Immédiatement, commence une lutte contre la montre pour sauver l’avion. Le DC-10 coute 95 millions de dollars et il transportait un chargement valant trois fois plus. Utilisant un couteau, un pompier éventre le toboggan et met en place une échelle. Il arrive jusqu’à l’entrée, mais ne peut pas aller plus loin. Le mécanicien lui explique qu’il y a un panneau de contrôle avec une poignée qu’il faut tirer pour ouvrir la grande porte cargo située sur le coté. Ceci permettrait d’arroser l’intérieur de l’avion depuis les canons à eau montés sur les camions. Le pompier disparait quelques secondes puis revient en courant. Dans sa main, il tient la poignée qu’il a arrachée en tirant dessus trop brutalement. La porte est tout de même ouverte à l’aide d’une pince et des tonnes d’eau sont envoyées dans l’avion. Au bout de 5 minutes, la peinture commence à faire des bulles puis bouillir en coulant.
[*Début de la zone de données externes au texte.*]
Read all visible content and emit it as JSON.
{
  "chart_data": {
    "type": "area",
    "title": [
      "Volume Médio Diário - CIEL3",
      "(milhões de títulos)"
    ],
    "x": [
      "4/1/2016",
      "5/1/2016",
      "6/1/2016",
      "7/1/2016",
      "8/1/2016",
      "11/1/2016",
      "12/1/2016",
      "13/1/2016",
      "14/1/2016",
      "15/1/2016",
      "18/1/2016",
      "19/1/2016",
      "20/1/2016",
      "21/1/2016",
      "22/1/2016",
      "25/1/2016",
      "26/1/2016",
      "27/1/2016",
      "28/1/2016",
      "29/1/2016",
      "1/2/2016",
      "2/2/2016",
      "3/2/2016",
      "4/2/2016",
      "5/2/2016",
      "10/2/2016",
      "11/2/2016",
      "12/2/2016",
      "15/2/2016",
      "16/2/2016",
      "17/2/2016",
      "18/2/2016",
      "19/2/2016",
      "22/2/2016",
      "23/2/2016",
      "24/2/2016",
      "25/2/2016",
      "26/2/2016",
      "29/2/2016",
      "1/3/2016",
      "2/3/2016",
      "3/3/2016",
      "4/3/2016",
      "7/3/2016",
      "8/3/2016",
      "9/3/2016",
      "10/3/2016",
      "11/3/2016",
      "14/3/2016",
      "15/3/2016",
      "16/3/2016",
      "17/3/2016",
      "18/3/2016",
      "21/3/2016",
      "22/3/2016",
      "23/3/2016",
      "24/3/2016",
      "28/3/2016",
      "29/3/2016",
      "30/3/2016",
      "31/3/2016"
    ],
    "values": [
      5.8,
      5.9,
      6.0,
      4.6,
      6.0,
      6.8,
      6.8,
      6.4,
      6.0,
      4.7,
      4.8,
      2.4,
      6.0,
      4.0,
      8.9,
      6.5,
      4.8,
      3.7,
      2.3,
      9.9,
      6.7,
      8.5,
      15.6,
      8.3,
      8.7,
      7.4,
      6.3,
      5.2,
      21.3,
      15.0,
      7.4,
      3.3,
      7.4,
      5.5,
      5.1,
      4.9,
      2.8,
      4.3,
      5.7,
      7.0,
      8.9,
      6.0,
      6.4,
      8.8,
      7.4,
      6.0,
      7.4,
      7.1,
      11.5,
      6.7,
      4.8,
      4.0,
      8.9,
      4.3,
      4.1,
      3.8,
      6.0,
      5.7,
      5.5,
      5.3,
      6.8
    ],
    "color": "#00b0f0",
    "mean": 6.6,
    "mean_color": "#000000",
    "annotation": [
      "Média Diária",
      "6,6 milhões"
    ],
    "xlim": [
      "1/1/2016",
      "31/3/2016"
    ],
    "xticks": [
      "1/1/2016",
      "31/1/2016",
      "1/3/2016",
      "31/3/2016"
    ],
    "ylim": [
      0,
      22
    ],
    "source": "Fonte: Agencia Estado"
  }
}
Peu avant sept heures du matin, les premières flammes crèvent le toit du DC-10 qui se met à bruler comme une torche. Les pompiers se positionnent plus loin et arrosent à pression maximale.

Peu avant dix heures, le feu est éteint parce qu’il il n’y a plus rien qui puisse bruler encore. Alourdi par le réacteur numéro 2, l’arrière de l’avion tombe au sol.

 



FedEx N68055 à l’aéroport de Newburgh, New York
 

 

Des vies humaines furent sauvées in extrémis. Si les pilotes avaient continué à investiguer le problème pendant encore une minute ou deux, personne ne serait sorti vivant de cette aventure. Les marchandises transportées furent inspectées. Plusieurs chargements suspects ont été trouvés y compris une machine de réplication d’ADN avec ses produits chimiques. La police retrouva également 4 colis différents contenant une substance verte d’origine végétale qui fut analysée. Pour les laboratoires, c’est du delta-9-tetrahydrocannabinol plus connu sous le nom de cannabis ou marijuana. Il y en avait pour près de 40 kilogrammes. Comme les étiquettes furent détruites par le feu, on ne retrouva pas les expéditeurs. De plus, ceux-ci évitèrent d’envoyer la moindre réclamation.

Malgré le renforcement des contrôles, les compagnies de transport de fret sont régulièrement victimes d’incidents.